In caso di condanna a un non facere risponde in proprio il conduttore subentrante in un immobile

L’accertamento contenuto nella sentenza costituente titolo esecutivo relativo allo svolgimento all’interno di un immobile di una attività contraria al regolamento di condominio produce effetti anche nei confronti di un nuovo e diverso conduttore che ha conseguito la detenzione dell’immobile solo dopo la formazione del suddetto titolo esecutivo. Questo è quanto stabilito dalla Corte di Cassazione, sez. VI Civile – 3, ordinanza n. 29131/2020, depositata il 18 dicembre.

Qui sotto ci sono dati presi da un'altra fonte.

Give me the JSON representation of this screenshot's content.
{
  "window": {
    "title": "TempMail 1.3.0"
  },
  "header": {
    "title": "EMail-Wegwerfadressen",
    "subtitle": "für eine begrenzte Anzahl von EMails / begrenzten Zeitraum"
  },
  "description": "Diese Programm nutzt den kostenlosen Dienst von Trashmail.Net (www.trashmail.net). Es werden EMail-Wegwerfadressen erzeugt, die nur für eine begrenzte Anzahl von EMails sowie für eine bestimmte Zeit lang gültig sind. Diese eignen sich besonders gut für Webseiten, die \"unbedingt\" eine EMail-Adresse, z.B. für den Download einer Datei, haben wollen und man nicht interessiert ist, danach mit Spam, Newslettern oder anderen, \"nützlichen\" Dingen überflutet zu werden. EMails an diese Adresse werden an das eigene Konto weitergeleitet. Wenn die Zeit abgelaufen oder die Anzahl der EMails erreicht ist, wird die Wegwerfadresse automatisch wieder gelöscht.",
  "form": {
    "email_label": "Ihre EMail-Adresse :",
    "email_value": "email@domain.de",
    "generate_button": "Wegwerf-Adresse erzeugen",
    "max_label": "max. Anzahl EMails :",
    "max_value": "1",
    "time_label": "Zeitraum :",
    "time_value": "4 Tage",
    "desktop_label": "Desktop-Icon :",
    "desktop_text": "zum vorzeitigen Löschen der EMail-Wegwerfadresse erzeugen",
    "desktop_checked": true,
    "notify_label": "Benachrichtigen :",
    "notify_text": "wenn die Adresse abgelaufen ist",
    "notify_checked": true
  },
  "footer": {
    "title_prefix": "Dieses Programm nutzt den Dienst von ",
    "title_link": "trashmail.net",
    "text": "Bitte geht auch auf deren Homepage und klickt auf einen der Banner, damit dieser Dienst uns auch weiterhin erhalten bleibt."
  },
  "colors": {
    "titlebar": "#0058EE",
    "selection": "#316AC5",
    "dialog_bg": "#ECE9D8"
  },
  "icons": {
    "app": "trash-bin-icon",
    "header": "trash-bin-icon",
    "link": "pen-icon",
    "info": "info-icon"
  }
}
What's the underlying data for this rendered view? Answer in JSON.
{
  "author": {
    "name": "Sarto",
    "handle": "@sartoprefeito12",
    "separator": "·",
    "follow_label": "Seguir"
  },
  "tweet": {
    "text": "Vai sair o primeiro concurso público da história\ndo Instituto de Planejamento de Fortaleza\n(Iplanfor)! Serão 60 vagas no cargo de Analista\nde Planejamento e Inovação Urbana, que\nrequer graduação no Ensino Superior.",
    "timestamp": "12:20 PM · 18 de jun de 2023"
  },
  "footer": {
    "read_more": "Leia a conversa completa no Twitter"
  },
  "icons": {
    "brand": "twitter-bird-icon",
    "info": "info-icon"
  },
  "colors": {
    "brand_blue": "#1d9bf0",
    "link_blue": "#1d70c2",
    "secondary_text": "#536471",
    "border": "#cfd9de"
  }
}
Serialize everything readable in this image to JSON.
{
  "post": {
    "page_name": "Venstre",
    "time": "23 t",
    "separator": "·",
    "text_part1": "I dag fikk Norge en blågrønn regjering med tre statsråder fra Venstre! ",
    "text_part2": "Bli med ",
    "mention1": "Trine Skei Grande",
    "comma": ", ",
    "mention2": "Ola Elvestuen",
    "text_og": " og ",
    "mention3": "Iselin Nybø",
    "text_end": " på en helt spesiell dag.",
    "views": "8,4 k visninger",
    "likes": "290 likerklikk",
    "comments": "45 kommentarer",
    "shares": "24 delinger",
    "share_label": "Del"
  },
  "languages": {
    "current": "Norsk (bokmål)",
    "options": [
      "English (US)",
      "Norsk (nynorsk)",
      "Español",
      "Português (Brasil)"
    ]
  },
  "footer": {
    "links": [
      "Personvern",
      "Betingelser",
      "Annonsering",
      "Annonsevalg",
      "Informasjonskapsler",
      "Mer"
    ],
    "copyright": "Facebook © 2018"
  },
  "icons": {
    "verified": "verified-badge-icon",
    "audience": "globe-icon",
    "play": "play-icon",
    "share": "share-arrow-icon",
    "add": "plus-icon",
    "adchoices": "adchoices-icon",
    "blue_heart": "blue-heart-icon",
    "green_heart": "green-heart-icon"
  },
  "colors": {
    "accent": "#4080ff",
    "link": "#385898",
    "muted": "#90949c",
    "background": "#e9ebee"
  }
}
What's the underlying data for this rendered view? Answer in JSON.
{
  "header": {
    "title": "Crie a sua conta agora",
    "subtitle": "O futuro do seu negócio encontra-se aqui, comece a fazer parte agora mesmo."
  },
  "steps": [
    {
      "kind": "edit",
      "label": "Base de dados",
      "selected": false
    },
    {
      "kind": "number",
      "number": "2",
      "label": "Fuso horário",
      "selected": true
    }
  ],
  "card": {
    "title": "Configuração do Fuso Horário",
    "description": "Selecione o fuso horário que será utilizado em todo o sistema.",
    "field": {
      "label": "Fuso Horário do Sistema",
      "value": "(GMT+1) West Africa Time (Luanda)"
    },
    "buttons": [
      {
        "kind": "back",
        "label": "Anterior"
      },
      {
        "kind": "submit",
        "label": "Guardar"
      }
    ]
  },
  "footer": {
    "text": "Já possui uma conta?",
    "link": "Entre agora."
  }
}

Il caso. Due condomini proponevano opposizione all’esecuzione, ai sensi dell’art. 615 c.p.c., avverso l’atto di precetto di pagamento loro intimato da un’altra condomina sulla base di titolo esecutivo costituito da una sentenza che li aveva condannati al pagamento di una somma di danaro ai sensi dell’art. 614 bis c.p.c., per ogni giorno di inosservanza al divieto di svolgimento, in un appartamento di loro proprietà, di una determinata attività contraria al regolamento di condominio. L’opposizione veniva rigettata dal giudice di primo grado e tale pronuncia veniva confermato dalla Corte di Appello distrettuale.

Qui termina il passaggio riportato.